2015年11月29日日曜日

【読書メモ】杉原千畝: 情報に賭けた外交官 (新潮文庫)

杉原千畝: 情報に賭けた外交官 (新潮文庫)
白石 仁章
新潮社 (2015-09-27)
売り上げランキング: 494

昔、『知ってるつもり?!』というテレビ番組で取り上げられてたことを覚えている。第二次世界大戦の最中にナチスのホロコーストから逃れてきたユダヤ人避難民に対して日本通過ビザを発給して多くの命を救った杉原千畝である。

本書では、杉原千畝の生い立ちから、外務省で働く1924年以降、「命のヴィザ」の発給までにインテリジェントオフィサーとしての側面を描いたものだ。本書の参考文献に挙げられている数々の外務省記録や研究書の内容に基づいて描かれる杉原の活動は第二次世界大戦開始~戦中~戦後と目まぐるしく変わる各国の思惑が交差するリトアニアの情勢と相まって、読んでいて緊迫感を感じる。あっという間に読み終わってしまった。

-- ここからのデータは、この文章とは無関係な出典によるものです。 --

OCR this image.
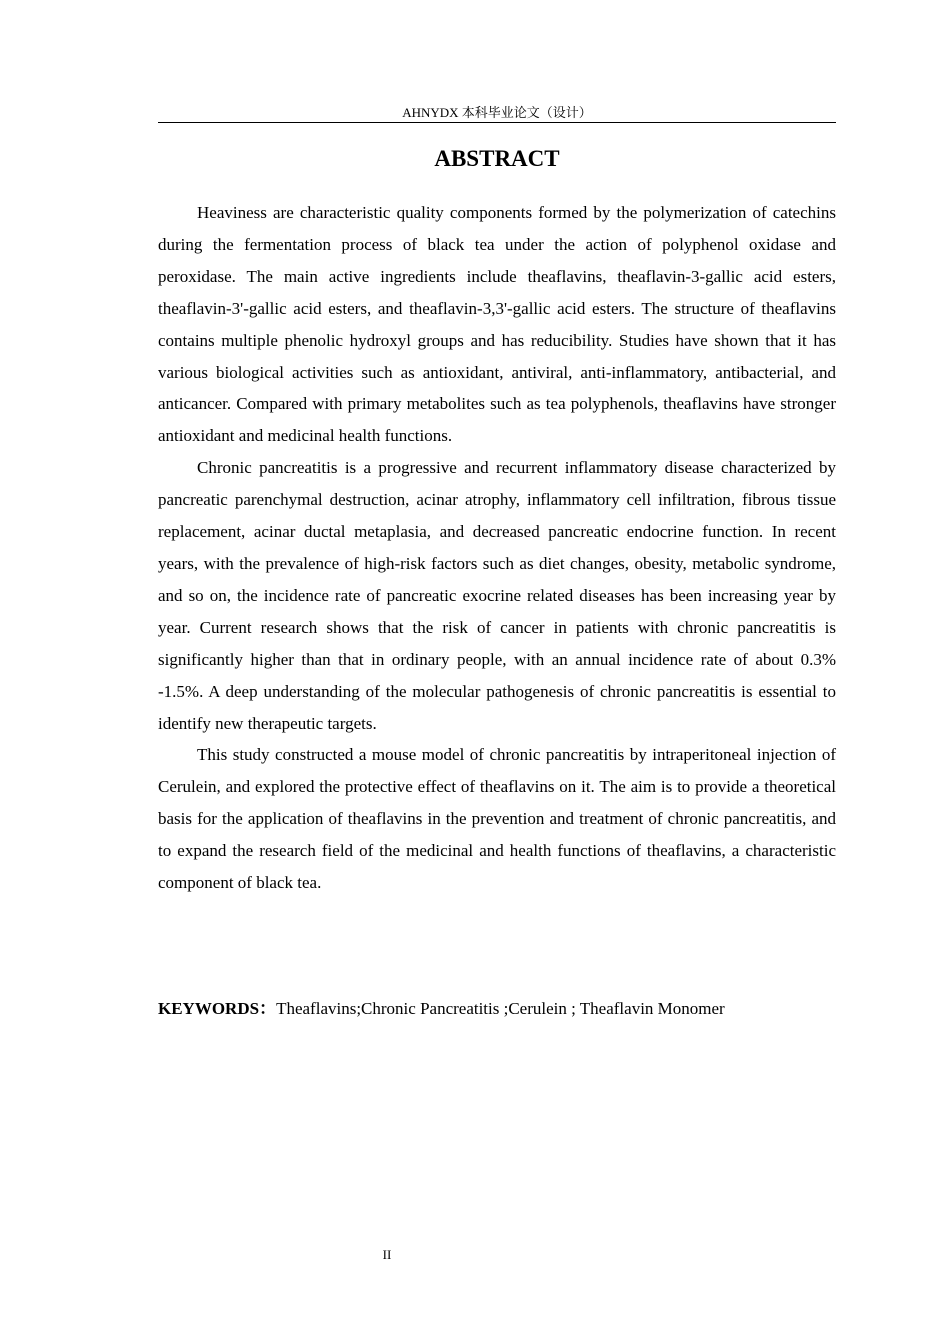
AHNYDX 本科毕业论文（设计）
ABSTRACT

Heaviness are characteristic quality components formed by the polymerization of catechins during the fermentation process of black tea under the action of polyphenol oxidase and peroxidase. The main active ingredients include theaflavins, theaflavin-3-gallic acid esters, theaflavin-3'-gallic acid esters, and theaflavin-3,3'-gallic acid esters. The structure of theaflavins contains multiple phenolic hydroxyl groups and has reducibility. Studies have shown that it has various biological activities such as antioxidant, antiviral, anti-inflammatory, antibacterial, and anticancer. Compared with primary metabolites such as tea polyphenols, theaflavins have stronger antioxidant and medicinal health functions.

Chronic pancreatitis is a progressive and recurrent inflammatory disease characterized by pancreatic parenchymal destruction, acinar atrophy, inflammatory cell infiltration, fibrous tissue replacement, acinar ductal metaplasia, and decreased pancreatic endocrine function. In recent years, with the prevalence of high-risk factors such as diet changes, obesity, metabolic syndrome, and so on, the incidence rate of pancreatic exocrine related diseases has been increasing year by year. Current research shows that the risk of cancer in patients with chronic pancreatitis is significantly higher than that in ordinary people, with an annual incidence rate of about 0.3% -1.5%. A deep understanding of the molecular pathogenesis of chronic pancreatitis is essential to identify new therapeutic targets.

This study constructed a mouse model of chronic pancreatitis by intraperitoneal injection of Cerulein, and explored the protective effect of theaflavins on it. The aim is to provide a theoretical basis for the application of theaflavins in the prevention and treatment of chronic pancreatitis, and to expand the research field of the medicinal and health functions of theaflavins, a characteristic component of black tea.

KEYWORDS：Theaflavins;Chronic Pancreatitis ;Cerulein ; Theaflavin Monomer
II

著者の白石仁章氏は25年に渡り杉原千畝に関する研究を行っており、杉原に関する著書もいくつかある。本書を読めば、外交官である杉原はユダヤ人にビザを発行しただけでなく、大戦時に世界的に孤立していく日本に欧米やソ連の動向に関する貴重な情報をもたらしたことがわかるはずだ。